また、製品の用途に応じた配合も必要不可欠です。食器類に使うインクなら食品衛生法対応の原材料を選び、アウトドア用品なら紫外線耐性を強化するなど、使用環境を想定した調整が欠かせません。さらに、季節ごとの気温変化や湿度の影響を考慮した配合の最適化も、プロの制作業者に求められる重要なスキルです。この段階での工夫が、長く愛用されるノベルティーを作り出すの鍵となります。
ポイント3:自社開発がもたらす制作委託先としての競争力
シリコン印刷用インクを自社開発することの最大のメリットは、納期の短縮と細かなカスタマイズ対応です。外部のインクメーカーに依存していると、特注配合の対応に数週間を要する場合もあります。しかし、自社で研究開発体制を整えれば、クライアントからの「このような色合いで」「このような素材に対応できるか」といった要望に迅速に応えられます。

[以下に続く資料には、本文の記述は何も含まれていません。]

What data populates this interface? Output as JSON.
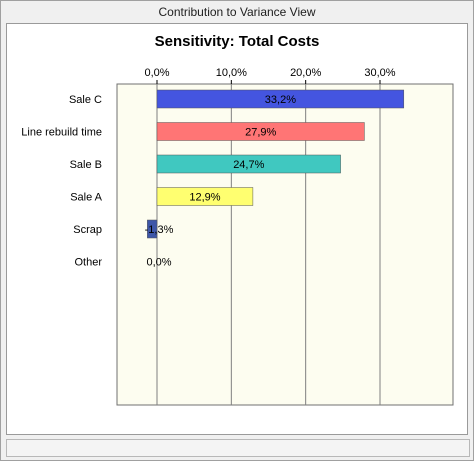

例えば、企業のコーポレートカラーに完全に合致したカラーオーダーメイドや、複数色を組み合わせたグラデーション印刷、さらには特殊な質感を再現するなど、外部依存では実現困難なリクエストも対応可能です。結果として、ノベルティー制作委託先を選ぶ際、多くの企業が自社開発能力を備えた業者を高く評価するようになっています。
さらに、開発段階での失敗やトラブル対応も、内部チームがいれば素早く対応可能です。色ズレやインク剥落といった品質トラブルが発生した際も、原因特定から改善までを短期間で完結させることができます。物販やノベルティー制作を検討中の方は、単にシリコン印刷が可能かどうかだけでなく、その企業がインク開発を含めた総合的な品質管理体制を備えているか、また実績や保証内容を含めてぜひご確認ください。信頼できるパートナーを選ぶことが、ノベルティー事業の成功を大きく左右するのです。
※1 粘度:液体の流れにくさを示す指標で、数値が高いほど固い状態を意味します。